New Online Exhibition: The Jewish Home

July 21, 2020

A new web exhibition focused on the 2019–2020 fellowship theme from the Katz Center fellows and Penn Libraries.

 digital collage of images from HOME Exhibition

The 2019–2020 Katz Center fellows, in partnership with the Penn Libraries, have recently launched their fellowship year web exhibition entitled: "The Jewish Home: Dwelling on the Domestic, the Familial, and the Lived-In."

The exhibition highlights examples of the most formative and intimate of contexts for Jewish life: homes, houses, and households. Drawing from texts in the Penn Libraries’ collections and from around the world, the contributors interpreted Jewish domestic culture, architecture, clothing, landscape, and material evidence through the lenses of archaeological, anthropological, historical, legal, literary, and visual research.

Among the topics explored in the web exhibition are Jewish domestic labor, home and homeland, the cosmopolitan home, ghettoized homes, traumatized homes, refugee homes, Soviet Shtetl homes, symbolic homes, embodied homes, health and hygiene, affordable housing, as well as homelessness within the framework of broad social and political contexts. Also treated are Jewish costume and clothing, Jewish domestic customs, including lighting Sabbath candles and inscribing marriage contracts, as well as the homes and hands through which Jewish books have passed.

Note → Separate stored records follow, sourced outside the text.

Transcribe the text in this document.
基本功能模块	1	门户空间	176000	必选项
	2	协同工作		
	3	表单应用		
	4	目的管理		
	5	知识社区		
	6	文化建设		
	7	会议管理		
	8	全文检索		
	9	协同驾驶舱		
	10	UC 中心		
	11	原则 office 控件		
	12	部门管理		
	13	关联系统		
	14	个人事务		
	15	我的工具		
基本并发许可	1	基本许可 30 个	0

Along with the variety of research areas explored, the fellows covered a broad period of time, spanning the ancient Near Eastern archeological sites of home, the ancient rabbinic home as a worksite, and Fatamid Egyptian Jewish home interiors. They also examined early modern Jewish households of masters and enslaved people, modern representations of Jewish notions of home and office in the visual arts, including photography and engraving, and studies that approach the home as part of the built environment and design of local neighborhoods.

This web exhibition is one of dozens available on the Penn Libraries online exhibitions page, and a capstone project for the fellows in the 2019–2020 academic year.